Thursday, June 20, 2024

Michael Turner : Tribute

folio : Barry McKinnon (1944-2023)

 

 


I was saddened to hear of Barry’s passing. He was good fun and a great poet. Barry had invited me to visit with his students in Prince George on a couple of occasions, which I enjoyed because they were conversant in a number of literary conversations, while patiently waiting to align with their own. Prince George was also where I met Barry’s brother-in-[college administrative]-arms John Harris, whose Small Rain (1988) I love as much as I love Barry’s “making landscape/ of self” Pulp Log.

 It was Pulp Log (Caitlin), John Pass’s The Hour’s Acropolis (Harbour) and my first book, Company Town (Arsenal Pulp) that were nominated for the 1992 Dorothy Livesay B.C. Book Prize for Poetry. That was where I met Barry, who, when we were introduced, seemed friendly but understandably distracted, and John, who, if I were Anthony Powell, I would describe as a happily impatient man. This is an awful story, one that if it were to happen today would more than likely have the three of us united, despite the fact that it fell so heavily on John. 
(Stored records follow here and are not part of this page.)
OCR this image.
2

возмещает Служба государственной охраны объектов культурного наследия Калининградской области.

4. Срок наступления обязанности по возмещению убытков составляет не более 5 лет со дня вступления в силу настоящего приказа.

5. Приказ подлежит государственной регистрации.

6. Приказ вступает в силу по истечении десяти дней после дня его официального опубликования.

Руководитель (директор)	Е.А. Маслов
When the award for the poetry prize was announced, it was John’s name that was called, and he bounded onto the stage more relieved than impatient. I don’t remember all that he said, but I do remember him saying this: “And finally, I would like to thank my wife, to whom living with is pure poetry.” And with that, I had to leave because my band was playing that night in Victoria.

A couple days later I was back in Vancouver, checking my answering machine, when I came upon a message from Brian at Arsenal Pulp, requesting that I call him. Brian asked if I’d heard anything about the poetry prize, I said no, and he told me it was given to the wrong person -- that it should have gone to Barry.

The reason for the cock up is complicated, an administrative problem, a case of best intentions going awry. I remember Brian doing a good job of describing how the error happened, just as I remember years later Barry telling me that, although he went home with his cheque, the B.C. Book Prizes decided John should keep the one handed to him and, with a grin that told me I was at this point in my professional life both in need of a poke and able to take one, that “The real loser of the night was you, Turner. Because unlike John and me, you lost twice!”

 

 

 

 

Michael Turner's most recent book Playlist: a Profligacy of Your Least-Expected Poems is forthcoming from Anvil Press this summer, 2024.